Limitations & Future Work¶
- The consistency constraint relies heavily on the generation quality of the LLM, and hallucination issues at larger values of \(N\) limit its scalability.
- The method has only been verified on ViT-B/16, leaving its performance on larger-scale models uncertain.
- The generation of spatiotemporal descriptions is offline and decoupled from training; online adaptive generation might yield better results.
- The spatial and temporal up-projections are simply added together; more sophisticated fusion strategies (e.g., gating mechanisms) might yield further improvements.
Related Work & Insights¶
- PEFT methods such as LoRA and AdaptFormer are efficient but neglect multimodal alignment; this work highlights the critical importance of cross-modal interactions.
- The OST method also leverages LLM-generated descriptions but relies on full-parameter fine-tuning, which is prone to overfitting; this study utilizes descriptions for distillation constraints, which is a more elegant approach.
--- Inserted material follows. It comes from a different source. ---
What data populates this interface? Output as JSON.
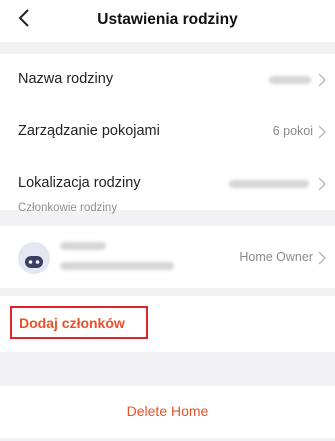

- The MoTE method introduces a mixture of temporal experts, which requires a large parameter budget (88M vs. 8.7M in this work) yet yields slightly worse performance.
Rating¶
- Novelty: ⭐⭐⭐⭐ The combination of cross-modal shared projection and description-guided consistency constraints is highly novel.
- Experimental Thoroughness: ⭐⭐⭐⭐⭐ Covers four evaluation settings, six datasets, and comprehensive ablation studies.
- Writing Quality: ⭐⭐⭐⭐ Structure is clear, though some parts have heavy mathematical formulations that require careful reading.
- Value: ⭐⭐⭐⭐ Provides a practical solution for the efficient transfer of video-language models with a wide scope of applicability.